Chaque jour, des milliers d'artisans du bâtiment terminent leurs chantiers avec le sentiment du travail bien fait. Pourtant, entre 15% et 25% de leur travail effectif ne sera jamais facturé. Cette réalité touche particulièrement les petites entreprises du BTP qui perdent des milliers d'euros annuellement sans même s'en rendre compte.
Le problème ne vient pas d'un manque de compétence ou de sérieux. Il découle d'une gestion approximative du matériel de chantier et d'un suivi insuffisant. Ces oublis se transforment en factures incomplètes et en rentabilité amputée. Cet article vous montre comment ces pertes surviennent et quelles solutions concrètes existent.
Le coût invisible d'un suivi approximatif
Sur un chantier, l'attention se concentre sur l'exécution. Entre la coordination des équipes, les imprévus techniques et le respect des délais, la traçabilité du matériel utilisé passe au second plan. Le résultat : des vis, raccords, joints, câbles et autres consommables disparaissent des factures avec une régularité déconcertante.
Un plombier utilise trois raccords supplémentaires non prévus au devis. Un électricien remplace un disjoncteur défectueux découvert pendant l'intervention. Un maçon consomme deux sacs de ciment de plus. Individuellement, ces sommes semblent modestes. Mais leur accumulation sur une année représente un manque à gagner significatif.
Chiffres clés : Pour une entreprise réalisant 150 000 € de CA annuel, 20% d'oublis représentent 30 000 € de travail non rémunéré. Les artisans individuels perdent en moyenne 12 000 à 18 000 € par an.
Au-delà du matériel, le temps non facturé aggrave le problème : déplacements supplémentaires, préparation, rangement, heures sup' pour finir dans les délais. Ces activités représentent facilement 30 à 45 minutes par intervention — l'équivalent de plusieurs semaines de travail offertes gratuitement sur une année.
Deux exemples concrets qui parlent à tous les artisans
Marc, plombier installateur
Marc intervient pour remplacer un chauffe-eau. En démontant l'ancien appareil, il découvre une fuite sur la tuyauterie cachée : 2 mètres de tube cuivre et plusieurs raccords à changer. Le temps supplémentaire et le matériel additionnel représentent 180 €. Occupé par trois autres chantiers cette semaine-là, il oublie de les ajouter au devis modificatif. Deux semaines plus tard, réclamer ce complément risque de dégrader la relation client. Marc absorbe la perte. Avec un logiciel de devis adapté à la plomberie, ces suppléments auraient été enregistrés directement depuis le chantier. Cette situation se reproduit 4 à 5 fois par an — soit près de 800 € de manque à gagner.
Sophie, électricienne
Sophie réalise l'installation électrique d'une maison neuve. Le client demande régulièrement des modifications : une prise ici, un point lumineux déplacé là.
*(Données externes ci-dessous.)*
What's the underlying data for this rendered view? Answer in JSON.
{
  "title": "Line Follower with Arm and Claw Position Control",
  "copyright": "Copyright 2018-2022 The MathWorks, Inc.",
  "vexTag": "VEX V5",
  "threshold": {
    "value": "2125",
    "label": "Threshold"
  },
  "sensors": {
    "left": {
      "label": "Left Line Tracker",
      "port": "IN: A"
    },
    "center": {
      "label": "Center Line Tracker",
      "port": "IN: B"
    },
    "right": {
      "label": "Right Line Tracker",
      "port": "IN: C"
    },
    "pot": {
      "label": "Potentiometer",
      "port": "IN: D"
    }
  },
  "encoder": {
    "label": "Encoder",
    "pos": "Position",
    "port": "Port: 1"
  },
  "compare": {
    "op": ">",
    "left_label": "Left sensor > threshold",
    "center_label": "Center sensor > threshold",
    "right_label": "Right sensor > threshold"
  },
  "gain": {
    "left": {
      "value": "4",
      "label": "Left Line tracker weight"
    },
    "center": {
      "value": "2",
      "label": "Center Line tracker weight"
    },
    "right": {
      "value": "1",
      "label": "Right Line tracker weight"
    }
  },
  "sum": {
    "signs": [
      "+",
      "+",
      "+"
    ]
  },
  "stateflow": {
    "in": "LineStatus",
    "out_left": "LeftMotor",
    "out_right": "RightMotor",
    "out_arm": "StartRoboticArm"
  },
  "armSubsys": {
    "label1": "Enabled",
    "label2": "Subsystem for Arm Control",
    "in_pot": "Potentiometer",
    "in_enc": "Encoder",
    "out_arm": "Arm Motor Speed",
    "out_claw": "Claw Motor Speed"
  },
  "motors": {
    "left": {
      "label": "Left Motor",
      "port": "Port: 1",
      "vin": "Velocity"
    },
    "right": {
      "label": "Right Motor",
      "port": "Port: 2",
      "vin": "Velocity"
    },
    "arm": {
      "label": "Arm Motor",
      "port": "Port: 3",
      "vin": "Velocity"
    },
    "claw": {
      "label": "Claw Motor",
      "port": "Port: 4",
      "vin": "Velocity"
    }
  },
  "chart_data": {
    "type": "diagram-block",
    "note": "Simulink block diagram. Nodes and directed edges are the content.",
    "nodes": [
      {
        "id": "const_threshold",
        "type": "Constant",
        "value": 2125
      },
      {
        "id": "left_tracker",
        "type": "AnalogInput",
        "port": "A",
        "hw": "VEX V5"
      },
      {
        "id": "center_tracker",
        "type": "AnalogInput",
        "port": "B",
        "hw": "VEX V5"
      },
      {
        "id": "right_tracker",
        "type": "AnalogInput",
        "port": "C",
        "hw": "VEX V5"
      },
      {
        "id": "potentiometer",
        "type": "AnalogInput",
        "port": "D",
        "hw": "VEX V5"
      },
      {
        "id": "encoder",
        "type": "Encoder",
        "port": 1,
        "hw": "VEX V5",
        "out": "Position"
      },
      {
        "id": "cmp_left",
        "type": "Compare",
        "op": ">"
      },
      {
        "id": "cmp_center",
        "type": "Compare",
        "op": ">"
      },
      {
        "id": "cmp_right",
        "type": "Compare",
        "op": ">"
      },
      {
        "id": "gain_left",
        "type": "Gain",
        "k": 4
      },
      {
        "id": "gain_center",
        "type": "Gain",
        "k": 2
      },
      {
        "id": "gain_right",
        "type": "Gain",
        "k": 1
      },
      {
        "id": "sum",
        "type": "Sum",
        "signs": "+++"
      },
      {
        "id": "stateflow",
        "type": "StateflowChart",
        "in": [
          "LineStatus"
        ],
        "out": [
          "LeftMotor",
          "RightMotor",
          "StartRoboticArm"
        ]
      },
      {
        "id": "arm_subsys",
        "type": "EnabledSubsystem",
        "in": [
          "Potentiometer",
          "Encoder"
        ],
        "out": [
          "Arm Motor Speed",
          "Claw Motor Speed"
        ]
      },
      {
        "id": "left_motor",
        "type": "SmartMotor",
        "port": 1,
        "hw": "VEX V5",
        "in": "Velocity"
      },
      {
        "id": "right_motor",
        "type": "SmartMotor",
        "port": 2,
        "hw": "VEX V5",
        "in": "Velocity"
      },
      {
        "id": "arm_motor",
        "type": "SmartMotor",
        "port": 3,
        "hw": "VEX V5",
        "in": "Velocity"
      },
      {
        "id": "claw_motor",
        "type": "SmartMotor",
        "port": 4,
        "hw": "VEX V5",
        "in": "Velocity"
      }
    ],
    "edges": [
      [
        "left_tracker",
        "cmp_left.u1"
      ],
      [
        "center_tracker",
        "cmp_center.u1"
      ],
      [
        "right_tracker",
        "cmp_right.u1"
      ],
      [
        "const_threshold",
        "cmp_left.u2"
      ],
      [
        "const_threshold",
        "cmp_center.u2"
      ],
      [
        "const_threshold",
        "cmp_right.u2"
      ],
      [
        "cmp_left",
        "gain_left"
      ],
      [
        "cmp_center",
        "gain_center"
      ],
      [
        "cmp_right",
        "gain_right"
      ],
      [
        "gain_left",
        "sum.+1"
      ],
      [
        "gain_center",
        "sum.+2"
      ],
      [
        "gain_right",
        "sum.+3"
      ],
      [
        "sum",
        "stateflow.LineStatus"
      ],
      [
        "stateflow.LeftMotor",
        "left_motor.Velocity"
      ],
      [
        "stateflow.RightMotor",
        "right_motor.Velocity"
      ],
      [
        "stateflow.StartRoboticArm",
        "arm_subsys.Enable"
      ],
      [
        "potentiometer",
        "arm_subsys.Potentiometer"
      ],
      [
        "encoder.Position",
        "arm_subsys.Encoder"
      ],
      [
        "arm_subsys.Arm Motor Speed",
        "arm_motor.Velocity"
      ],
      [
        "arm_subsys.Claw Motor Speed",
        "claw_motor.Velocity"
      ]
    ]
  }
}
Avec 15 petites modifications sur 6 semaines, impossible de toutes les reconstituer. Résultat : 600 € de matériel et 8 heures de travail non facturés. Un logiciel de facturation pour électricien avec suivi en temps réel aurait évité cette perte.
| Scénario | CA facturé | CA réel fourni | Perte | Marge réelle |
| Avec suivi précis | 150 000 € | 150 000 € | 0 € | 10% |
| Sans suivi (perte 15%) | 127 500 € | 150 000 € | 22 500 € | -5% |
| Sans suivi (perte 20%) | 120 000 € | 150 000 € | 30 000 € | -10% |
Pourquoi même les artisans sérieux sont concernés
Le problème est structurel, pas individuel. Moins de 30% des artisans utilisent un logiciel de gestion adapté au bâtiment. Les 70% restants s'appuient sur des carnets, des notes de téléphone ou leur mémoire — des méthodes qui échouent systématiquement pour les petites dépenses.
Entre le moment où le matériel est utilisé et celui où la facture est établie, plusieurs jours voire semaines s'écoulent. La mémoire seule ne suffit pas à reconstituer précisément tous les éléments consommés. Et la pression du quotidien — direction de chantier, gestion des équipes, relations clients, approvisionnement — fait passer la rigueur administrative au second plan.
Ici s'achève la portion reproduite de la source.